Greenland is big, very big. The north-south extension is the same as from Oslo to Sicily. Yet fewer than 60,000 people live on Greenland. The longest road is about 51 km long, and no two settlements are connected by one road. Last but not least, Northeast Greenland is home to the largest and least visited national park in the world. The plan to circumnavigate the northern half of Greenland by helicopter and a small aircraft, a Twin Otter, in a 12-man Swiss-Danish expedition, the “Leister Expedition Around North Greenland 2021”, was correspondingly ambitious.
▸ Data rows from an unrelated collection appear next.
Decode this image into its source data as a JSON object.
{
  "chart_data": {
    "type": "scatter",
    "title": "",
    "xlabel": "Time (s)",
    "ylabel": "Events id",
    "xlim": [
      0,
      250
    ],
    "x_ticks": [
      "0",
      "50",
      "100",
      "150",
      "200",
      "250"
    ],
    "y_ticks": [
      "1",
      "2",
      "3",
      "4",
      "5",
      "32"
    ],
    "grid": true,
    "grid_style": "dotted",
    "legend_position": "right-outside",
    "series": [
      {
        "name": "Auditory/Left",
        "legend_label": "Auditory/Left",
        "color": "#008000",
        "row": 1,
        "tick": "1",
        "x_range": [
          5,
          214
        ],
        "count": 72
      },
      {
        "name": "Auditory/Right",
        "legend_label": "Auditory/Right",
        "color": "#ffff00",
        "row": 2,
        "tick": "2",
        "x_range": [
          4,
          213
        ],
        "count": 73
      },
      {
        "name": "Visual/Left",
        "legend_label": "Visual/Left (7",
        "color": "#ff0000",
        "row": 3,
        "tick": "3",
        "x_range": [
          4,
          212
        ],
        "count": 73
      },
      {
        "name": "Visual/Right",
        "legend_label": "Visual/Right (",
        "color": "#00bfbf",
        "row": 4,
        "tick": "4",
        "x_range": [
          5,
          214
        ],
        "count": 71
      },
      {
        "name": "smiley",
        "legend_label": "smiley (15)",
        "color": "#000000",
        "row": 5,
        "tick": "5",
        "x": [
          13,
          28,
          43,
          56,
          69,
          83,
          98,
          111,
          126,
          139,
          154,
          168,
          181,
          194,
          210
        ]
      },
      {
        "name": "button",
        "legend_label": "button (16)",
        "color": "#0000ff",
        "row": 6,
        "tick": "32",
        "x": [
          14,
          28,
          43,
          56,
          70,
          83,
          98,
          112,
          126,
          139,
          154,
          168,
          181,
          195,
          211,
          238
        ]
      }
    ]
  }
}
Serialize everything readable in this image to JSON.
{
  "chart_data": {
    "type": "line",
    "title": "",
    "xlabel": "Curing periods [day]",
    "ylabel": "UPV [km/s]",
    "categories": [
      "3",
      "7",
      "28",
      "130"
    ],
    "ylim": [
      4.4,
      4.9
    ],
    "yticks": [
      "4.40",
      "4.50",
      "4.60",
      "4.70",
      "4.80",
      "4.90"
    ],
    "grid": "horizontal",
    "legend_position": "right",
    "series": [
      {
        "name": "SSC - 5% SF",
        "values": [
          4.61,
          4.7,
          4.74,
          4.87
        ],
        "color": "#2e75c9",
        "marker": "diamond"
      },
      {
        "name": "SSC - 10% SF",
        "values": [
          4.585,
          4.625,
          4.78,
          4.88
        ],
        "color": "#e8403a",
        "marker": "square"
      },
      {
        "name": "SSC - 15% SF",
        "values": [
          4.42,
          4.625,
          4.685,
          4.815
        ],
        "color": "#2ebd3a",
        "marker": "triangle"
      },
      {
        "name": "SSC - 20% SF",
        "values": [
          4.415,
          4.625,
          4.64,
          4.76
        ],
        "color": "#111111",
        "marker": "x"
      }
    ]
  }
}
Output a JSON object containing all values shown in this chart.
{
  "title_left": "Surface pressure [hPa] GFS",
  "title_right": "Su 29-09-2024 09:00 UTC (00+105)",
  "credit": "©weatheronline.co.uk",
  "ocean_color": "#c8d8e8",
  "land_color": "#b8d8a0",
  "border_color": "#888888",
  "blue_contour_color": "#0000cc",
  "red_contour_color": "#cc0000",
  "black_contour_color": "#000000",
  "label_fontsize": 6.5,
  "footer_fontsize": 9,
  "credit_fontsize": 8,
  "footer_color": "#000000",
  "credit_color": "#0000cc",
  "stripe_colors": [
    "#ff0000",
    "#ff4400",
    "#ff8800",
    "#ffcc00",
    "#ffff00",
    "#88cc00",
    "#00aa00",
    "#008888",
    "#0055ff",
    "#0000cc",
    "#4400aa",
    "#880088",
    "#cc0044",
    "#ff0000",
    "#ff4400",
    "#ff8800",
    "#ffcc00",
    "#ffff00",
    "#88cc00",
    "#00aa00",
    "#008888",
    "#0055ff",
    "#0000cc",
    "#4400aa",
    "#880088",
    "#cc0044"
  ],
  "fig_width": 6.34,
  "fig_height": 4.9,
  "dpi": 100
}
One of the aims of the expedition was to study extreme habitats, e.g. plants and soil organisms in the far north or on mountain peaks rising from the Greenland ice, so-called nunataqs. Exploring these limits of life is also important for understanding change, especially in times of climate change. So we were curious to see which would be the northernmost plant on our planet. Interestingly, it was a saxifrage, and the same species that holds the altitude record in the Alps, namely on the summit of the Dom at about 4,500 m altitude.
Although the region is so remote, it has been visited by botanists in the past, which allows interesting conclusions to be drawn about changes in plants. As early as 1934, the Danish botanist Gelting mapped plants up to altitudes above 1200 m above sea level. From the 1950s onwards, the Swiss botanist Fritz Hans Schwarzenbach studied the altitudinal distribution of plants at various locations in north-eastern Greenland. He also repeated Gelting’s research in 2001 and found that many plant species are now found at higher altitudes on the mountain – comparable to our research results in the Swiss Alps.
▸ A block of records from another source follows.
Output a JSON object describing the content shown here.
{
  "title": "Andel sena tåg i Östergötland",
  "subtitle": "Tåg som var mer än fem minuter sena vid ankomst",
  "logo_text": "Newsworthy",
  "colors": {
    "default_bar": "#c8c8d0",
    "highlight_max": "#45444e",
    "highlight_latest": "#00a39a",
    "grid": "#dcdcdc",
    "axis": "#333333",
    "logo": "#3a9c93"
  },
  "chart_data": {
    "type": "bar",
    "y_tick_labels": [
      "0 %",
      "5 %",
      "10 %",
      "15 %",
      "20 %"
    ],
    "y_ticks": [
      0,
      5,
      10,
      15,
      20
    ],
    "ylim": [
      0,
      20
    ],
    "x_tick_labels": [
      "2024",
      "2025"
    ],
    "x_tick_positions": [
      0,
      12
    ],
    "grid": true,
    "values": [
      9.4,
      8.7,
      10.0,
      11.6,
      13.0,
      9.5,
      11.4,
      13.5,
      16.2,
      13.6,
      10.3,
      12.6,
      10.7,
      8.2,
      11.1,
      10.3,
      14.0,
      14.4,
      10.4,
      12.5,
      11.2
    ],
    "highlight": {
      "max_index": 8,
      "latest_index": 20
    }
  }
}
While I was examining the plants of the northernmost cape of Greenland, some expedition members set off in a helicopter to find an islet even further north, but which had not been sighted for several decades. Where the island should have been, they found: only ice floes. However, on further search, the islet was found about 800 m to the north. Only after the expedition it turned out that there was no doubt: The former northernmost island had been wiped out by storms and ice, but a new island had been created further north. The new island now needs a name. The proposal is “Qeqertaq Avannarleq”. This is Greenlandic and means “island in the north”.
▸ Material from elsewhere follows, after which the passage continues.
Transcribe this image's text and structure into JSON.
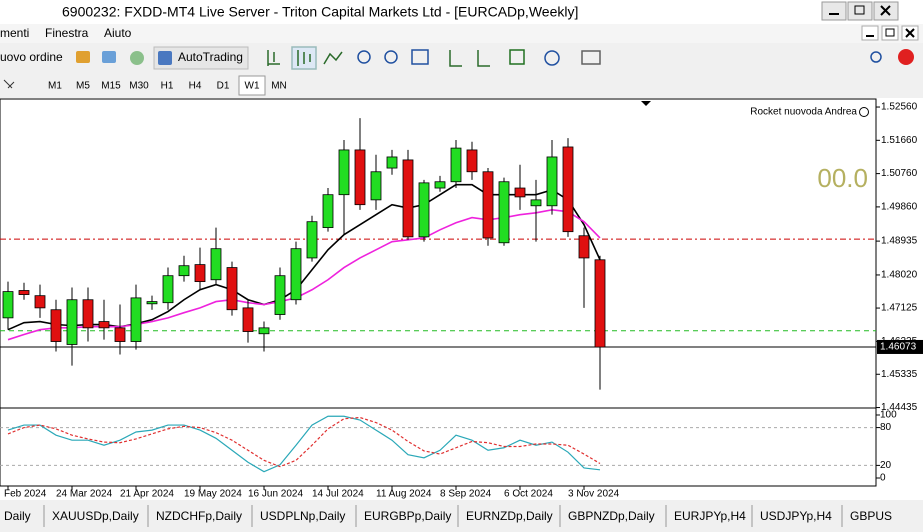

Despite our proximity to the North Pole, we were able to experience the effects of climate change first hand. Some found the sleeping bag too warm during the night. Later we learned that at midnight 19.8°C was measured, almost a tropical night! For comparison: The night temperatures in Davos have never been above about 14°C. During this warm phase, Greenland recorded one of the largest melting events since measurements began. Furthermore, shortly afterwards it rained on the highest point of the Greenland Ice Sheet (at 3’216 m) for the first time since the beginning of the observations!
One of the preparations for the expedition included shooting training in case of an encounter with a polar bear. So you go to Greenland with mixed feelings – on the one hand you would like to see a polar bear, but on the other hand you don’t want to get too close! On an island called Ella, it was thought that the chances of encountering a polar bear were very slim. Promptly, returning from a hike, I spotted a cuddly polar bear between us and our camp. The bear did not seem nervous or hungry, but was slowly moving towards our camp, where our colleagues were busy with field work. Thanks to the radio, however, everyone was quickly informed and the bear was chased away with several shots. Actually a pity, because in the beginning we could observe the bear peacefully in its territory. But even better that it was an encounter without any bloodshed.
Dr. Christian Rixen is Senior Scientist at the WSL Institute for Snow and Avalanche Research SLF in Davos. He is mainly concerned with the alpine environment, natural hazards and ecosystems in extreme habitats.